The idea was to give some future Cubs a crash course on what it means to be a big-leaguer.
Message delivered for Matt Szczur.
"Oh yeah," Szczur said when asked if that helped him see light at the end of the tunnel in his journey to the majors. "Being at the convention, being in Chicago all week [was amazing]. I walked out on the field and there was nobody there, but I still got chills.
"I want to be there, and I want to be there soon."
The Cubs drafted Szczur, 23, in the fifth round of the 2010 draft and as a stipulation on his contract, handed him a spot on the 40-man roster. Next month, he will head to his second big-league spring training.
"I trained hard last year, but I feel like I know what to train for more now to go in and be prepared for spring training," Szczur said. "I have a routine and that's the biggest thing. And I feel more confident being around the guys."
Szczur got his first taste of the MLB life last spring, and said he spent a lot of time learning from those players around him, veterans that have endured the ups and downs of the big-league season.

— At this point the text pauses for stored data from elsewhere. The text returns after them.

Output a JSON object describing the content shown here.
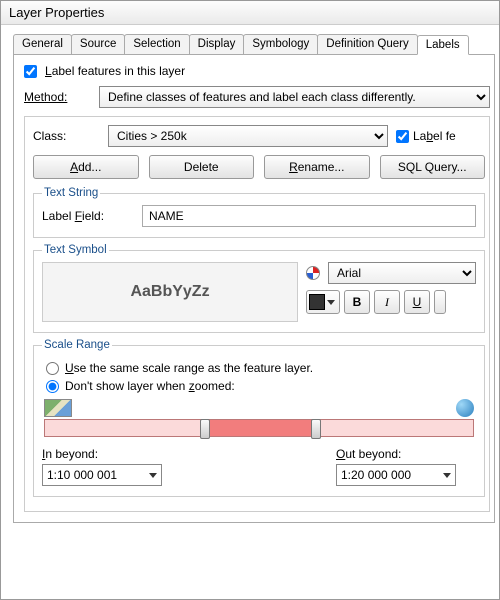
{
  "window": {
    "title": "Layer Properties"
  },
  "tabs": {
    "list": [
      "General",
      "Source",
      "Selection",
      "Display",
      "Symbology",
      "Definition Query",
      "Labels"
    ],
    "active": "Labels"
  },
  "labelFeatures": {
    "checked": true,
    "label": "Label features in this layer"
  },
  "method": {
    "label": "Method:",
    "value": "Define classes of features and label each class differently."
  },
  "class": {
    "label": "Class:",
    "value": "Cities > 250k",
    "labelFeaturesChk": "Label fe"
  },
  "buttons": {
    "add": "Add...",
    "delete": "Delete",
    "rename": "Rename...",
    "sql": "SQL Query..."
  },
  "textString": {
    "legend": "Text String",
    "labelFieldLabel": "Label Field:",
    "labelFieldValue": "NAME"
  },
  "textSymbol": {
    "legend": "Text Symbol",
    "preview": "AaBbYyZz",
    "font": "Arial",
    "bold": "B",
    "italic": "I",
    "underline": "U"
  },
  "scaleRange": {
    "legend": "Scale Range",
    "opt1": "Use the same scale range as the feature layer.",
    "opt2": "Don't show layer when zoomed:",
    "selected": 2,
    "inBeyondLabel": "In beyond:",
    "inBeyondValue": "1:10 000 001",
    "outBeyondLabel": "Out beyond:",
    "outBeyondValue": "1:20 000 000"
  }
}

He credited Reed Johnson, whose locker was right next to Szczur's in Arizona, in having the biggest impact on him as he shadowed the veteran and picked Johnson's brain.
Johnson, a 10-year MLB veteran, has made a career as a gritty fourth outfielder. His all-out style of play and flexibility sets a good example for young players.
"He's been grinding his whole career," Szczur said. "he hasn't had a set position or a set team his whole career and that's motivation for me because he's still grinding every single day. Still lifting weights, still doing the batting cages every day."
Szczur also pinned Alfonso Soriano as a good role model, something that would have made some fans laugh two years ago.
"I remember [last spring training], he hit a ball over the first baseman's head and he busted his butt to make it a hustle double," Szczur said. "And if he's 36 years old [at the time] and he's still doing it, everybody else better be doing it. It's good to see."
Szczur said he also paid attention to how Soriano handled the high expectations of the Chicago fanbase, something that could come in handy for a top prospect in the "rebuilding" process the franchise is currently undergoing.
"The fans are great. They're going to boo you and they're going to cheer for you. You've gotta shake it off and know that you're going to be out there and they're going to be cheering for you," Szczur said.
Szczur's athleticism -- he played wide receiver at Villanova -- helped him gain momentum as a prospect, even landing at No. 64 on Baseball America's Top 100 list prior to the start of the 2012 season.
He finished last year in Double-A Tennessee and struggled, hitting just .210 in 158 plate appearances. But the 6-foot-1, 195-pound outfielder enjoyed a big season at High-A Daytona prior to his promotion, compiling a slash line of .295/.394/.407 with 38 steals and 68 runs in 78 games.
But he still has a long way to go to fulfill his dream of making the Major Leagues.
Kerry Wood and Mark Prior -- two of the most highly-touted Cubs prospects in franchise history before their varied levels of success in the MLB -- were brought in at the end of the rookie development program to discuss the adversity they faced in their careers, from arm injuries to being released or traded, and their words really resonated with Szczur.
"At the drop of a hat or the snap of a fingers, it could be gone," he said. "Those guys remember their entire career like it was yesterday. They remember everything. I just want to be grateful and respect the game.
"I want to play as hard as I can and give myself the opportunity to get to the big leagues. No matter what it is, if I'm running the bases or playing the outfield or getting some at-bats, I just want to go out and play hard and never give up."